Convergent boundaries line the southern border including the New Britain subduction zone that contributed to the formation of New Britain and the Solomon Islands. Many earthquakes occur in this area particularly around New Britain, which has very complex tectonics and defining all the active plate boundaries has proved challenging. To the south of the South Bismark plate is the Solomon Sea plate which is subducting under New Britain at the New Britain Trench and a likely still active Trobriand plate which has fault zone relationships at the postulated plate boundary.

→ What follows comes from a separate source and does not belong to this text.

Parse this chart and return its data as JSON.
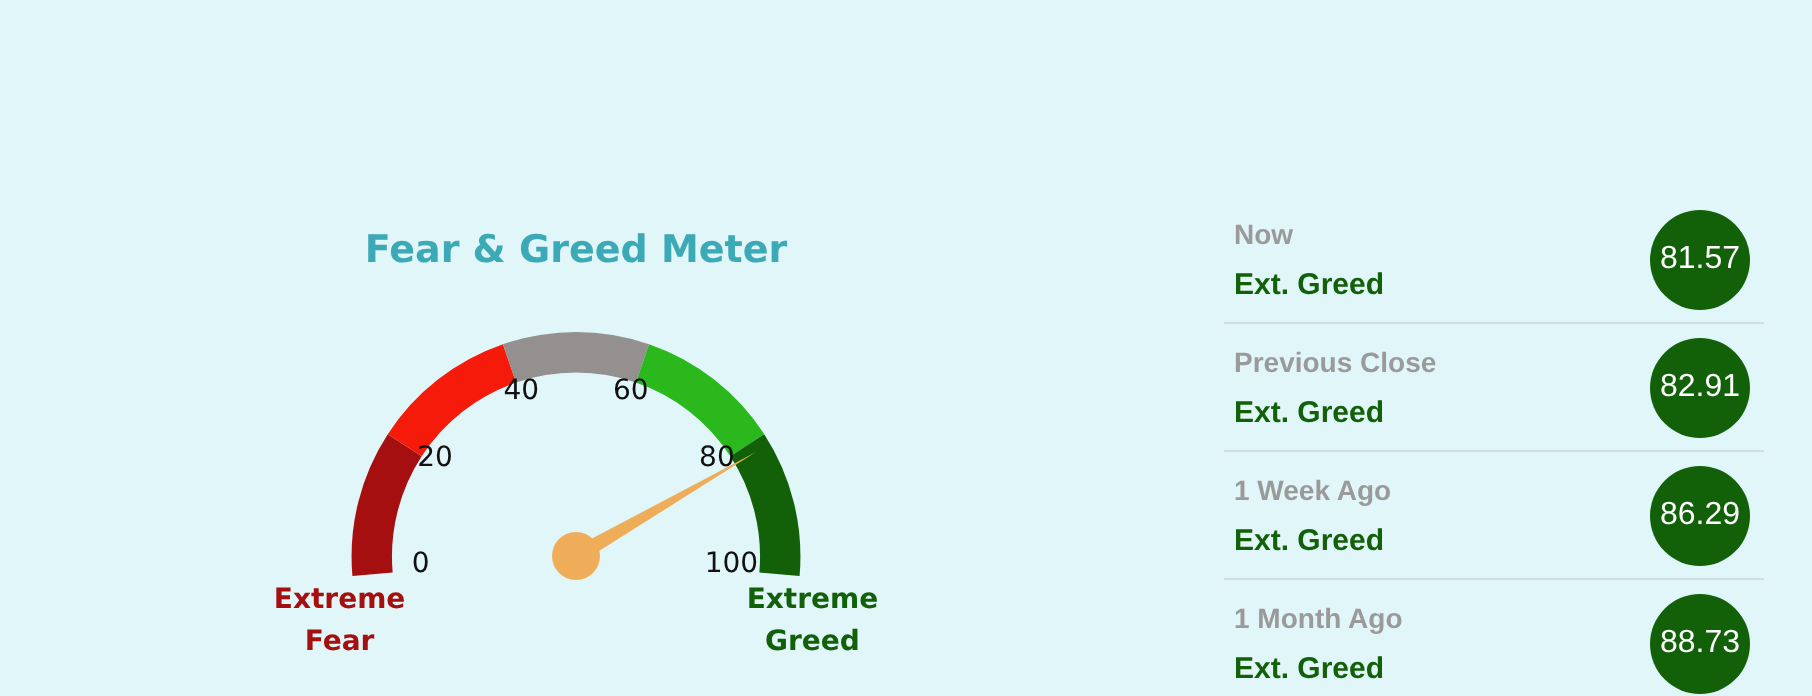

GPS data shows the South Bismarck plate, though north of the Australian plate boundary, is being pushed by Australia in a northerly direction while the area of the historic North Bismarck plate is being dragged or pushed by the Pacific plate to the west. The North Bismark plate does not have detectable independent motion to the Pacific plate and most believe it to be a relic plate. Accordingly, as the west-northwest motion of the North Bismarck microplate is similar to that of the Pacific plate, most of the Melanesian arc which is to the east of the New Ireland can be regarded as fixed on the Pacific plate. The line separating the North and South Bismarck plates is called the Bismarck Sea Seismic Lineation (BSSL). This line is ill-defined, but is associated with shallow earthquakes, with poor definition of BSSL associated earthquakes that become mixed with subduction associated earthquakes towards the southwest and New Ireland. These subduction associated earthquakes, unlike at the other plate boundaries, are often magnitude 7 or above and the area around southern New Ireland has a very high concentration of such.

The plate boundaries to the east, mainly within New Guinea are also complex, although as for all the postulated plate boundaries, current shallow earthquake activity acts as a guide. New Guinea's Finistree Block is usually mapped into the plate.